Ah, the self analysis question of today is one I don’t like to answer. As it is the question “If you believe that ‘birds of a feather flock together’, what have you learned about yourself by studying the friends whom you attract?”. But maybe this ‘trying to avoid’ means there is something important going on here, so maybe I am onto something if I answer this question carefully and analyze the answer.
And the reason that I don’t like this question is that I don’t have any friends, or at least that is how it appears to me. So when I answer the question I would have to answer that I don’t attract people as friends.

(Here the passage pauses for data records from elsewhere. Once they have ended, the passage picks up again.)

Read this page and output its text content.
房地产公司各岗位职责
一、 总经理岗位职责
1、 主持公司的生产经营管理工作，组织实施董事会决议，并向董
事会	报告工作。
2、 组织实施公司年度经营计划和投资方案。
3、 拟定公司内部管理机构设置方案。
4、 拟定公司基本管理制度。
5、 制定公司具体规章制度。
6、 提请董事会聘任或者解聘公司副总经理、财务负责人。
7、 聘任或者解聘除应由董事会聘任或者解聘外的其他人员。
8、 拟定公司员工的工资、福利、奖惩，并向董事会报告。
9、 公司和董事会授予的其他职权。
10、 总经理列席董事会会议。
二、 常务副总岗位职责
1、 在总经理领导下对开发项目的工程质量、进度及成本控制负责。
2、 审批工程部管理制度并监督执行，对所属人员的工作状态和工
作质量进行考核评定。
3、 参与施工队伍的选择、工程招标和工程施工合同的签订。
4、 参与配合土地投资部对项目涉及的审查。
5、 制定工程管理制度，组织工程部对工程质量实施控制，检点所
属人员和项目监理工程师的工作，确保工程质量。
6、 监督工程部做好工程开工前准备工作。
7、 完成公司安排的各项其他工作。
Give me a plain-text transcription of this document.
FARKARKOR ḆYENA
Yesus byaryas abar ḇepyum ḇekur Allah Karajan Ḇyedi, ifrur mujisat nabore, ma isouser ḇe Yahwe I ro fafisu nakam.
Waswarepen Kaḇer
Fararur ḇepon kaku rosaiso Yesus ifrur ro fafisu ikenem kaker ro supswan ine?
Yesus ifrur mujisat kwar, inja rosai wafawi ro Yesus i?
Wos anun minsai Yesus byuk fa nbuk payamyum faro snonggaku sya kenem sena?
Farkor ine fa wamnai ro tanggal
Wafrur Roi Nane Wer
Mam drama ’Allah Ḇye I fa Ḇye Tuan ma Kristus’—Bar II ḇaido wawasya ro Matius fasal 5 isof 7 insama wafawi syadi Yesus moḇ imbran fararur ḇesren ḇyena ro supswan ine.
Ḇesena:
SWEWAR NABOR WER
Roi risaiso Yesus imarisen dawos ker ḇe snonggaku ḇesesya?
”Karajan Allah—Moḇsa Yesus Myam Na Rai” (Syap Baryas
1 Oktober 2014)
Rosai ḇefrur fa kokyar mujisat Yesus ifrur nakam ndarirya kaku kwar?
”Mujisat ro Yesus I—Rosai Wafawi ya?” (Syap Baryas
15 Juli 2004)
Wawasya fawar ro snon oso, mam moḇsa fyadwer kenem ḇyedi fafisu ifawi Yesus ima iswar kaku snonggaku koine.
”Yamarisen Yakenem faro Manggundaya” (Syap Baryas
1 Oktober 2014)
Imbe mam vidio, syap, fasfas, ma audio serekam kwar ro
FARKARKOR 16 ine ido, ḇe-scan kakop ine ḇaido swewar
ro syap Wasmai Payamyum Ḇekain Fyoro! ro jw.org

However, on second thought the question starts with something else. It start with whether I believe in the saying that birds of a feather flock together. And I am not sure if I believe in that. Or actually I don’t, as I think I believe more in the idea of ‘opposites attract’. As e.g. my partner is, or appears to be, the complete opposite of me. Although I believe that is also not true, as we may be more similar than I think as he is also pretty introvert and doesn’t have many real friends. And yes, he is very sociable and I am not, so he has many friends and I have not. But knowing him he probably also doesn’t have many or even any who really know him, whom he really shares everything with.
And I am not sure how to continue right now, as I am thinking about things like “what is a friend”? And to me a friend is someone you can share anything with, and I used to know people like that. And yes, I still know them, but I didn’t stay in touch as that is not easy from The Philippines and without money (to travel and visit them). As it is not easy to stay in touch through e-mail and Skype and such, even though of course modern technology has made it much easier to stay in touch with people far away. But meeting in person and meeting regularly is still different.
And yes, it worries(?!) me that I don’t seem to have any friends, as I believe friends are very important. And I have been thinking about this for quite a while and also have been trying to do something about it, but until now I have not really succeeded finding new friends.
Ah, and this is a tough one, this question, this post, as indeed there are some major issues here I may want or need to address. And yes, I guess it also goes back to my codependency, not able to share or show emotions or ask for help.
So let’s call it quits for today as I am also very tired and need some rest. But I may have something here to work on, some weakness to address I guess.